Or they’re buying “trendy” companies like Nikola (Nasdaq: NKLA). It exploded from around $10 a share in March (when it sometimes traded less than 10,000 shares a day) to as high as $93 and trades as many as 20 million shares a day. (It trades in the $60s now.)
The company makes hydrogen-powered cars and trucks.
Check that – it hopes to make hydrogen-powered cars and trucks. It has no products and generates no revenue. It doesn’t expect to have a product on the market until 2023.
The press is filled with stories about sports gamblers with nothing to bet on who are now trading stocks and options in their new Robinhood accounts.
Some of the more well-known sports betting personalities are drawing huge followings despite knowing very little about stocks.
The Wrong Question
Since summer jobs are scarce, my 19-year-old son wanted to put some of his birthday money to work in the market.
We discussed a possible trade, and he asked me, “How much can I make?”
That’s the wrong question to ask…
The right question is this: How much can he risk?
When I said this, he looked at me with a puzzled expression. Like many investors, he’d never considered his risk. He was thinking only about profits.
Anytime he enters a trade or makes an investment, he should ask himself this question: What is the maximum loss I can handle?
Once he determined that, I explained, then we could take a look at how much he could make and determine whether the potential reward was worth the risk.
It doesn’t matter if he can make $10,000 on the trade if he could lose $5,000 and is comfortable risking only $500. He’d be so stressed out during the trade, and if it went bad, he’d beat himself up for being greedy instead of careful.
I know. I’ve been there before…
Though I’ve read a lot of great investing books, many of the lessons I’ve learned didn’t come off a page. I paid tuition in the form of expensive trading mistakes and poor risk management in my early days.
That’s why I believe understanding and managing risk is the most important aspect of investing.
If your investments keep you up at night because you can’t handle a downturn, you’re either in the wrong investments or not using the right strategies.
Here are a few ways to make sure you don’t get in over your head…
- Understand what you’re buying. Investors love to chase big gains, so they’ll buy speculative stocks, options, cryptocurrency or other speculative assets without understanding what they are or how they trade.
Study them for a little while and paper trade so you get a feel for how investments like these move before putting your money on the line.

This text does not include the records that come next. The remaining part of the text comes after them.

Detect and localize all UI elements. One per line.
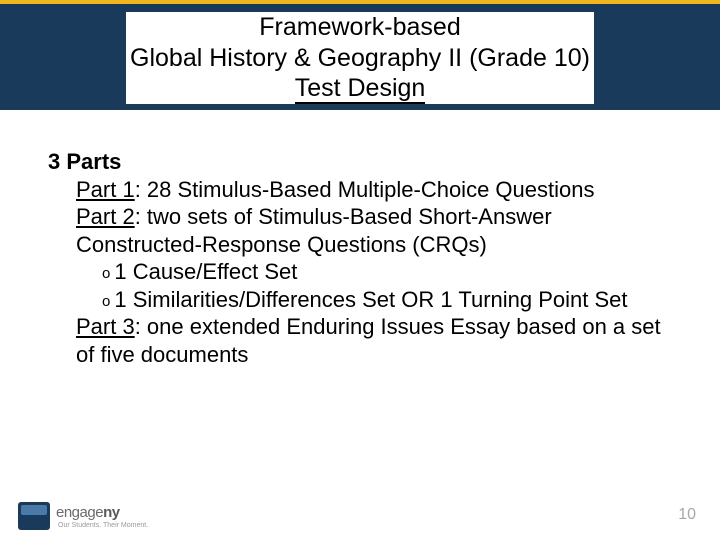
part-3-text: : one extended Enduring Issues Essay bas…	[76, 314, 661, 367]
list-item: o1 Similarities/Differences Set OR 1 Tur…	[102, 286, 672, 314]
part-3-label: Part 3	[76, 314, 135, 339]
part-2-label: Part 2	[76, 204, 135, 229]
engage-tagline: Our Students. Their Moment.	[58, 522, 148, 529]
title-wrap: Framework-based Global History & Geograp…	[126, 12, 594, 104]
title-line-1: Framework-based	[259, 13, 460, 41]
title-band: Framework-based Global History & Geograp…	[0, 4, 720, 110]
part-1-label: Part 1	[76, 177, 135, 202]
logo-group: engageny Our Students. Their Moment.	[18, 502, 148, 530]
engage-logo: engageny Our Students. Their Moment.	[56, 504, 148, 529]
part-1-text: : 28 Stimulus-Based Multiple-Choice Ques…	[135, 177, 595, 202]
subitem-text: 1 Cause/Effect Set	[114, 259, 297, 284]
footer: engageny Our Students. Their Moment. 10	[0, 490, 720, 530]
part-2: Part 2: two sets of Stimulus-Based Short…	[48, 203, 672, 313]
bullet-icon: o	[102, 293, 110, 310]
bullet-icon: o	[102, 265, 110, 282]
engage-logo-light: engage	[56, 504, 103, 521]
title-line-3: Test Design	[295, 75, 426, 105]
list-item: o1 Cause/Effect Set	[102, 258, 672, 286]
title-line-2: Global History & Geography II (Grade 10)	[130, 44, 590, 72]
part-2-text: : two sets of Stimulus-Based Short-Answe…	[76, 204, 552, 257]
part-2-subitems: o1 Cause/Effect Set o1 Similarities/Diff…	[76, 258, 672, 313]
part-3: Part 3: one extended Enduring Issues Ess…	[48, 313, 672, 368]
parts-heading: 3 Parts	[48, 148, 672, 176]
subitem-text: 1 Similarities/Differences Set OR 1 Turn…	[114, 287, 627, 312]
nysed-logo-icon	[18, 502, 50, 530]
engage-logo-bold: ny	[103, 504, 120, 521]
page-number: 10	[678, 506, 696, 524]
content-area: 3 Parts Part 1: 28 Stimulus-Based Multip…	[0, 110, 720, 368]
part-1: Part 1: 28 Stimulus-Based Multiple-Choic…	[48, 176, 672, 204]
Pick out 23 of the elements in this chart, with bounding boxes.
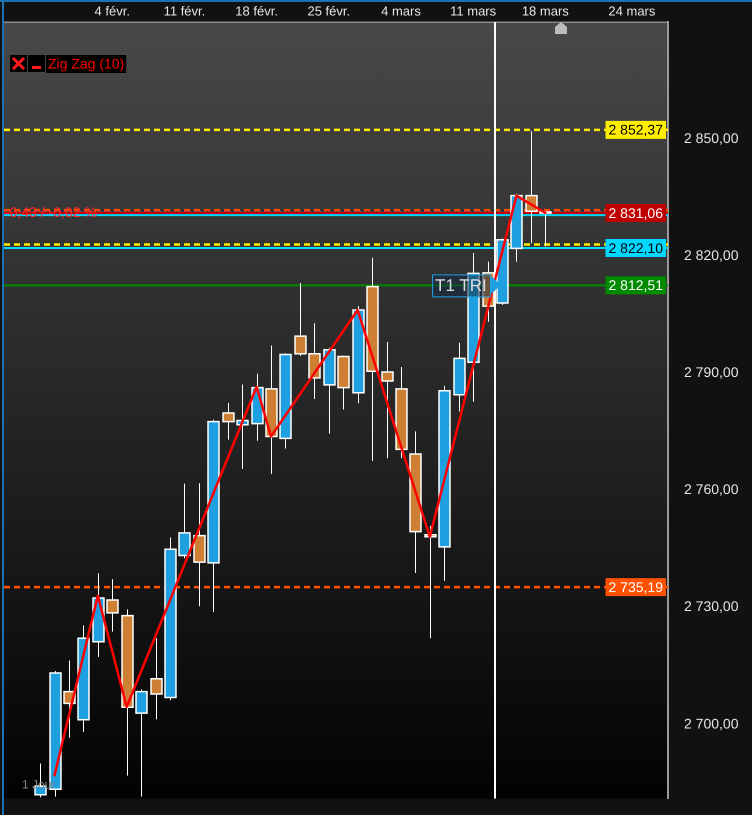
annotation: -0,43 / -0,02 % — [5, 204, 97, 220]
x-tick-label: 4 févr. — [94, 4, 130, 19]
annotation: 1 Jour — [22, 778, 56, 792]
text: Zig Zag (10) — [48, 55, 124, 72]
y-tick-label: 2 820,00 — [684, 247, 739, 264]
y-tick-label: 2 700,00 — [684, 715, 739, 732]
y-tick-label: 2 760,00 — [684, 481, 739, 498]
x-tick-label: 25 févr. — [307, 4, 350, 19]
ref-line-label: 2 812,51 — [608, 277, 664, 294]
x-tick-label: 11 mars — [450, 4, 497, 19]
x-tick-label: 4 mars — [381, 4, 422, 19]
ref-line-label: 2 822,10 — [608, 240, 664, 256]
x-tick-label: 18 mars — [522, 4, 570, 19]
ref-line-label: 2 852,37 — [608, 122, 664, 138]
ref-line-label: 2 831,06 — [608, 204, 664, 221]
x-tick-label: 24 mars — [608, 4, 656, 19]
x-tick-label: 11 févr. — [164, 4, 206, 19]
x-tick-label: 18 févr. — [235, 4, 278, 19]
annotation: T1 TRI — [435, 276, 487, 296]
y-tick-label: 2 790,00 — [684, 364, 739, 380]
y-tick-label: 2 850,00 — [684, 130, 739, 146]
y-tick-label: 2 730,00 — [684, 598, 739, 614]
ref-line-label: 2 735,19 — [608, 578, 664, 595]
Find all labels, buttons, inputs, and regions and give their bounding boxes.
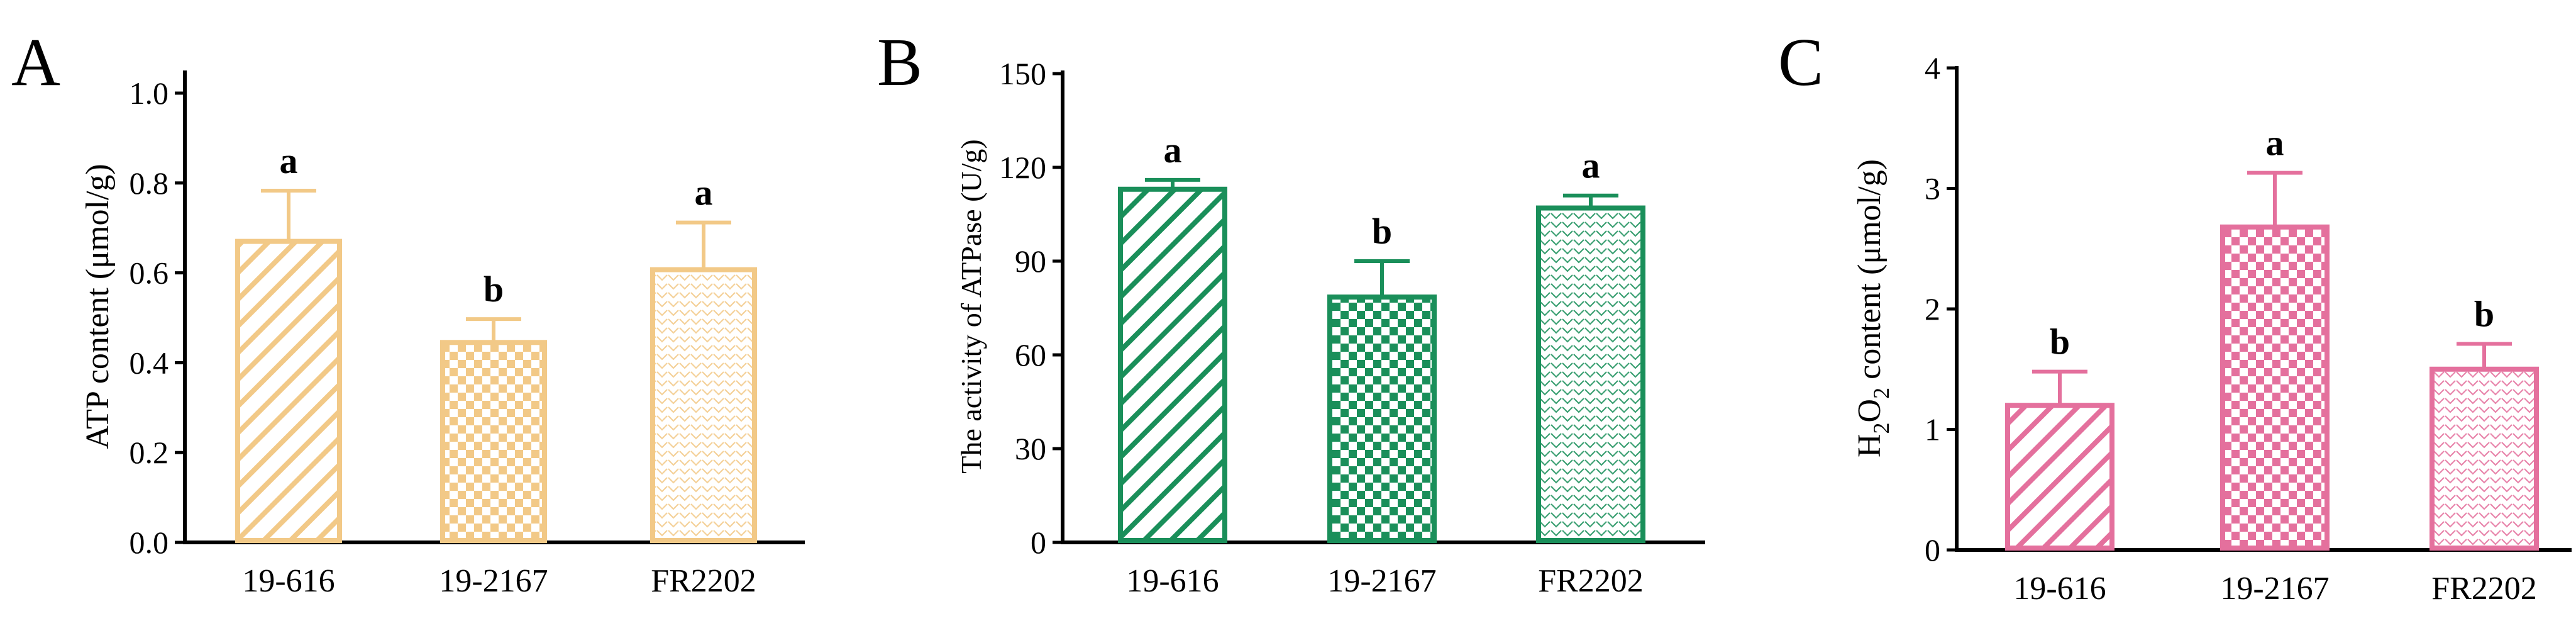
x-tick-label: 19-2167 (1327, 563, 1436, 599)
bar (1118, 186, 1227, 543)
y-tick-label: 120 (999, 150, 1046, 185)
x-tick-label: 19-2167 (439, 563, 548, 599)
x-tick-label: FR2202 (2431, 571, 2537, 607)
y-axis-title: ATP content (μmol/g) (80, 164, 116, 449)
bar (1327, 294, 1437, 543)
panel-a: A ATP content (μmol/g) 19-616 19-2167 FR… (11, 25, 805, 599)
y-tick-label: 2 (1925, 291, 1940, 327)
bar (2005, 403, 2114, 551)
plot-area: 0 30 60 90 120 150 a b a (999, 56, 1645, 560)
y-tick-label: 90 (1015, 244, 1046, 279)
x-tick-label: 19-616 (1126, 563, 1219, 599)
x-tick-label: 19-2167 (2220, 571, 2329, 607)
y-tick-label: 0.0 (130, 525, 169, 560)
y-tick-label: 1 (1925, 412, 1940, 447)
significance-letter: b (1372, 211, 1392, 252)
bar (2430, 366, 2539, 551)
y-tick-label: 60 (1015, 337, 1046, 373)
panel-label: B (877, 25, 922, 100)
significance-letter: b (2050, 322, 2070, 362)
y-tick-label: 4 (1925, 50, 1940, 86)
significance-letter: a (1582, 145, 1600, 186)
y-tick-label: 0 (1031, 525, 1046, 560)
y-tick-label: 30 (1015, 431, 1046, 466)
y-tick-label: 3 (1925, 171, 1940, 206)
significance-letter: b (2474, 294, 2494, 335)
panel-label: A (11, 25, 60, 100)
significance-letter: a (695, 172, 713, 213)
x-tick-label: 19-616 (242, 563, 334, 599)
panel-c: C H2O2 content (μmol/g) 19-616 19-2167 F… (1778, 25, 2572, 607)
bar (1536, 205, 1645, 544)
bar (650, 267, 757, 543)
y-tick-label: 0 (1925, 532, 1940, 568)
y-tick-label: 150 (999, 56, 1046, 91)
significance-letter: b (484, 269, 504, 310)
y-tick-label: 0.6 (130, 255, 169, 291)
y-axis-title: H2O2 content (μmol/g) (1852, 159, 1894, 457)
y-tick-label: 1.0 (130, 76, 169, 111)
y-tick-label: 0.2 (130, 435, 169, 470)
x-tick-label: FR2202 (651, 563, 756, 599)
y-tick-label: 0.8 (130, 165, 169, 201)
panel-label: C (1778, 25, 1823, 100)
bar (2220, 224, 2330, 551)
x-tick-label: FR2202 (1538, 563, 1644, 599)
panel-b: B The activity of ATPase (U/g) 19-616 19… (877, 25, 1705, 599)
plot-area: 0.0 0.2 0.4 0.6 0.8 1.0 a b a (130, 76, 757, 560)
x-tick-label: 19-616 (2013, 571, 2106, 607)
plot-area: 0 1 2 3 4 b a b (1925, 50, 2539, 568)
bar (235, 238, 342, 543)
y-axis-title: The activity of ATPase (U/g) (955, 139, 987, 473)
significance-letter: a (1164, 130, 1182, 171)
significance-letter: a (280, 140, 298, 181)
y-tick-label: 0.4 (130, 345, 169, 380)
significance-letter: a (2266, 123, 2284, 164)
bar (440, 340, 547, 544)
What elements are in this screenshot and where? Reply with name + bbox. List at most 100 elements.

- Use trailing stops. A trailing stop is a sell order that automatically gets you out of your position if the stock falls to a certain price point or by a certain percentage. This takes the emotion out of the decision to sell, which is very important.
That way, you don’t rationalize that the stock is going to bounce as it keeps going lower and lower and lower…
- Get small. Now that most brokers don’t charge commissions, there is nothing wrong with trading with just a few hundred dollars in order to get your feet wet and get a feeling for trading with real money.
Heck, you could buy one share of stock or one option contract. You’ll see what it’s like to have money in the market without having to risk very much.
- Limit losses. No one likes losing a trade. But if you’re an active trader or investor, it’s part of the game. Get used to it.
Certainly find ways to minimize losses by setting stops, practicing careful position sizing, studying the markets, etc. – but get used to them.
Losses happen to everyone, and even the best traders can lose more trades than they win. The key is to keep losses small and wins large.
If you had only a 40% win rate but made an average of 30% per trade and lost an average of 10%, even though you’d have more losing trades, you’d come out very well ahead.
- Ask yourself what you can afford to lose. No one likes to lose. Even losing a small amount of money feels rotten. But what amount could you lose and not be stressed about? Figure out that number, and don’t risk a penny more than that.
Trading is fun, and it can be lucrative. But it’s not worth it if the stress of potential losses keeps you up at night, or worse, puts you in a bad spot because you didn’t manage your risk properly.
Ask yourself the right questions and act accordingly.
Case in point… the trade my son wanted to get into would have required him to risk $3,000, which is a lot of money for him.
He was comfortable risking only $500, so he sat this one out. It would have ruined his summer worrying about whether the trade was going to work or not.